Aceh Besar (Waspada Aceh) – Warga Aceh Besar, khususnya di Kecamatan Lhoknga, menghadapi krisis air yang memburuk akibat kemarau panjang sejak Desember 2023. Krisis ini berdampak besar pada kehidupan sehari-hari, terkhusus bagi kaum perempuan.
Di Desa Lambaro Seubun, warga yang selama ini mengandalkan sumur pribadi, kini terpaksa mencari sumber air alternatif karena sumur mereka mengering.
Eli Susanti, salah satu warga, mengungkapkan kesulitannya. “Kami harus mengangkut air dari desa lain dan terkadang membelinya, yang menambah beban ekonomi kami,” keluhnya, Selasa (14/5/2024).
Sementara itu, di Desa Naga Umbang, beberapa sumur telah terkontaminasi oleh aktivitas industri, sehingga memaksa warga untuk mencari sumber air lain.
Ayu, seorang warga desa, menyatakan mereka harus mengangkut air dari desa lain. “Membuat badan saya sakit dan biaya air meningkat, yang membebani kami sebagai perempuan,” jelasnya.
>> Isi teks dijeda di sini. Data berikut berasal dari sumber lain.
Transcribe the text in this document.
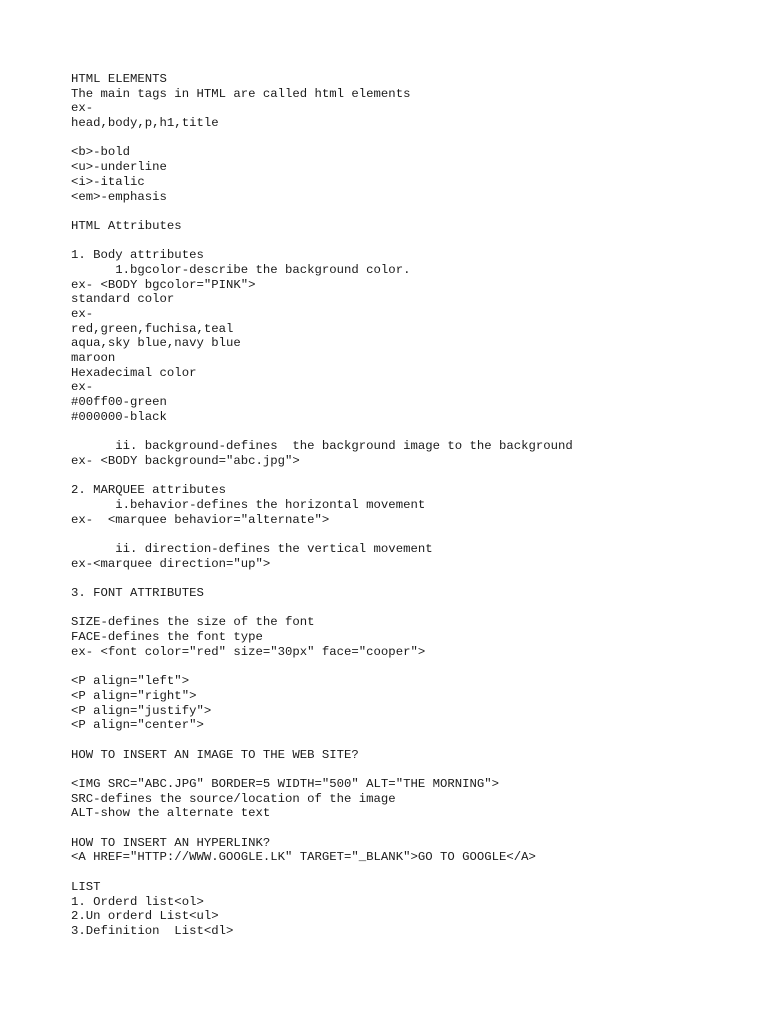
HTML ELEMENTS
The main tags in HTML are called html elements
ex-
head,body,p,h1,title
<b>-bold
<u>-underline
<i>-italic
<em>-emphasis
HTML Attributes
1. Body attributes
1.bgcolor-describe the background color.
ex- <BODY bgcolor="PINK">
standard color
ex-
red,green,fuchisa,teal
aqua,sky blue,navy blue
maroon
Hexadecimal color
ex-
#00ff00-green
#000000-black
ii. background-defines  the background image to the background
ex- <BODY background="abc.jpg">
2. MARQUEE attributes
i.behavior-defines the horizontal movement
ex-  <marquee behavior="alternate">
ii. direction-defines the vertical movement
ex-<marquee direction="up">
3. FONT ATTRIBUTES
SIZE-defines the size of the font
FACE-defines the font type
ex- <font color="red" size="30px" face="cooper">
<P align="left">
<P align="right">
<P align="justify">
<P align="center">
HOW TO INSERT AN IMAGE TO THE WEB SITE?
<IMG SRC="ABC.JPG" BORDER=5 WIDTH="500" ALT="THE MORNING">
SRC-defines the source/location of the image
ALT-show the alternate text
HOW TO INSERT AN HYPERLINK?
<A HREF="HTTP://WWW.GOOGLE.LK" TARGET="_BLANK">GO TO GOOGLE</A>
LIST
1. Orderd list<ol>
2.Un orderd List<ul>
3.Definition  List<dl>
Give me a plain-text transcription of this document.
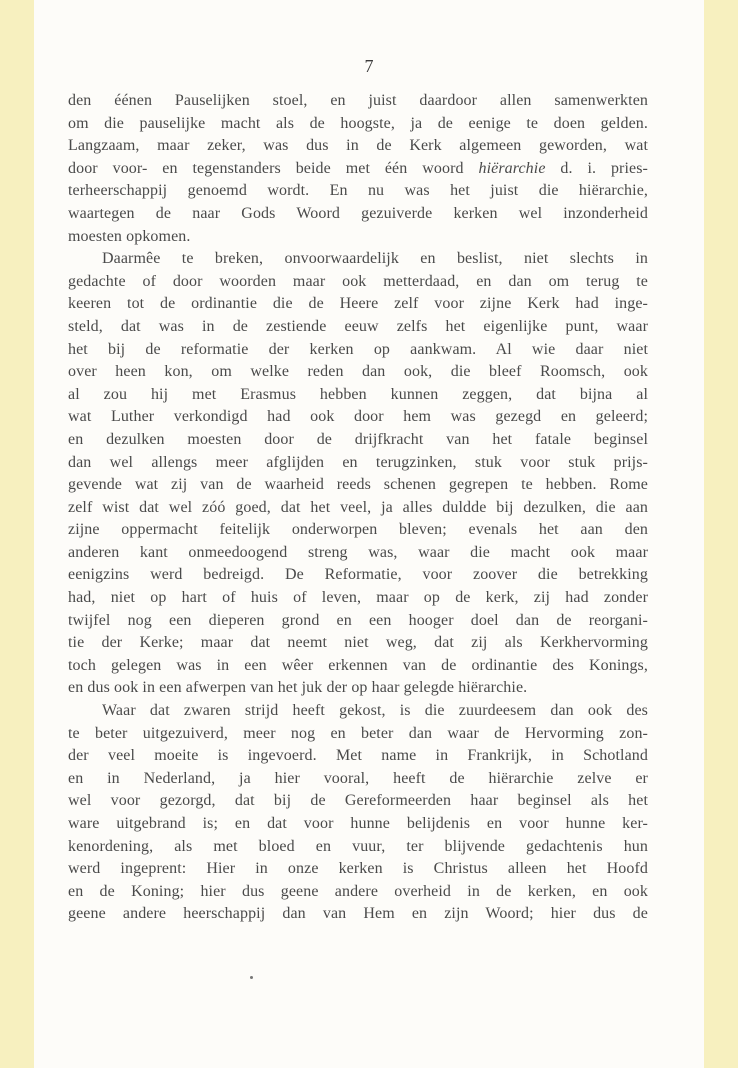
7
den éénen Pauselijken stoel, en juist daardoor allen samenwerkten
om die pauselijke macht als de hoogste, ja de eenige te doen gelden.
Langzaam, maar zeker, was dus in de Kerk algemeen geworden, wat
door voor- en tegenstanders beide met één woord hiërarchie d. i. pries-
terheerschappij genoemd wordt. En nu was het juist die hiërarchie,
waartegen de naar Gods Woord gezuiverde kerken wel inzonderheid
moesten opkomen.
Daarmêe te breken, onvoorwaardelijk en beslist, niet slechts in
gedachte of door woorden maar ook metterdaad, en dan om terug te
keeren tot de ordinantie die de Heere zelf voor zijne Kerk had inge-
steld, dat was in de zestiende eeuw zelfs het eigenlijke punt, waar
het bij de reformatie der kerken op aankwam. Al wie daar niet
over heen kon, om welke reden dan ook, die bleef Roomsch, ook
al zou hij met Erasmus hebben kunnen zeggen, dat bijna al
wat Luther verkondigd had ook door hem was gezegd en geleerd;
en dezulken moesten door de drijfkracht van het fatale beginsel
dan wel allengs meer afglijden en terugzinken, stuk voor stuk prijs-
gevende wat zij van de waarheid reeds schenen gegrepen te hebben. Rome
zelf wist dat wel zóó goed, dat het veel, ja alles duldde bij dezulken, die aan
zijne oppermacht feitelijk onderworpen bleven; evenals het aan den
anderen kant onmeedoogend streng was, waar die macht ook maar
eenigzins werd bedreigd. De Reformatie, voor zoover die betrekking
had, niet op hart of huis of leven, maar op de kerk, zij had zonder
twijfel nog een dieperen grond en een hooger doel dan de reorgani-
tie der Kerke; maar dat neemt niet weg, dat zij als Kerkhervorming
toch gelegen was in een wêer erkennen van de ordinantie des Konings,
en dus ook in een afwerpen van het juk der op haar gelegde hiërarchie.
Waar dat zwaren strijd heeft gekost, is die zuurdeesem dan ook des
te beter uitgezuiverd, meer nog en beter dan waar de Hervorming zon-
der veel moeite is ingevoerd. Met name in Frankrijk, in Schotland
en in Nederland, ja hier vooral, heeft de hiërarchie zelve er
wel voor gezorgd, dat bij de Gereformeerden haar beginsel als het
ware uitgebrand is; en dat voor hunne belijdenis en voor hunne ker-
kenordening, als met bloed en vuur, ter blijvende gedachtenis hun
werd ingeprent: Hier in onze kerken is Christus alleen het Hoofd
en de Koning; hier dus geene andere overheid in de kerken, en ook
geene andere heerschappij dan van Hem en zijn Woord; hier dus de
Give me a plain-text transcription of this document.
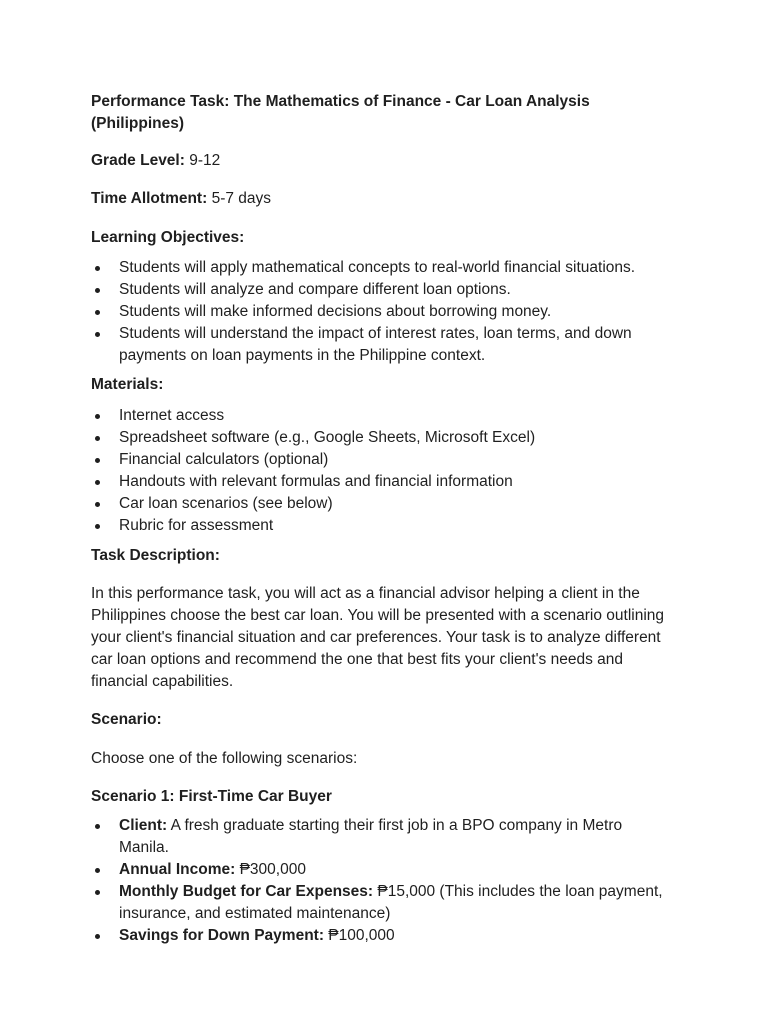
Performance Task: The Mathematics of Finance - Car Loan Analysis (Philippines)

Grade Level: 9-12

Time Allotment: 5-7 days

Learning Objectives:

Students will apply mathematical concepts to real-world financial situations.
Students will analyze and compare different loan options.
Students will make informed decisions about borrowing money.
Students will understand the impact of interest rates, loan terms, and down payments on loan payments in the Philippine context.

Materials:

Internet access
Spreadsheet software (e.g., Google Sheets, Microsoft Excel)
Financial calculators (optional)
Handouts with relevant formulas and financial information
Car loan scenarios (see below)
Rubric for assessment

Task Description:

In this performance task, you will act as a financial advisor helping a client in the Philippines choose the best car loan. You will be presented with a scenario outlining your client's financial situation and car preferences. Your task is to analyze different car loan options and recommend the one that best fits your client's needs and financial capabilities.

Scenario:

Choose one of the following scenarios:

Scenario 1: First-Time Car Buyer

Client: A fresh graduate starting their first job in a BPO company in Metro Manila.
Annual Income: ₱300,000
Monthly Budget for Car Expenses: ₱15,000 (This includes the loan payment, insurance, and estimated maintenance)
Savings for Down Payment: ₱100,000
Rahmil Izzati, Ketua BEK Solidaritas Perempuan Bungoeng Jeumpa Aceh, mengatakan bahwa air adalah hak dasar yang harus dilindungi dan dipenuhi oleh negara. “Krisis air tidak hanya membebani perempuan secara ekonomi tetapi juga mempengaruhi sumber kehidupan dan pekerjaan mereka,” ujarnya.
Warga Lhoknga mendesak pemerintah untuk mengambil tindakan sistematis, seperti menghentikan aktivitas industri yang merusak sumber air dan membatasi penggunaan air untuk industri besar. Mereka juga menyerukan penerapan Qanun Pengelolaan Sumber Daya Air untuk mengatasi krisis ini.
Solidaritas Perempuan Aceh juga mendesak Pemerintah Kabupaten Aceh Besar untuk memberikan perhatian khusus pada masalah ini dan segera mengambil langkah-langkah konkret untuk mencegah krisis air di masa depan. (*)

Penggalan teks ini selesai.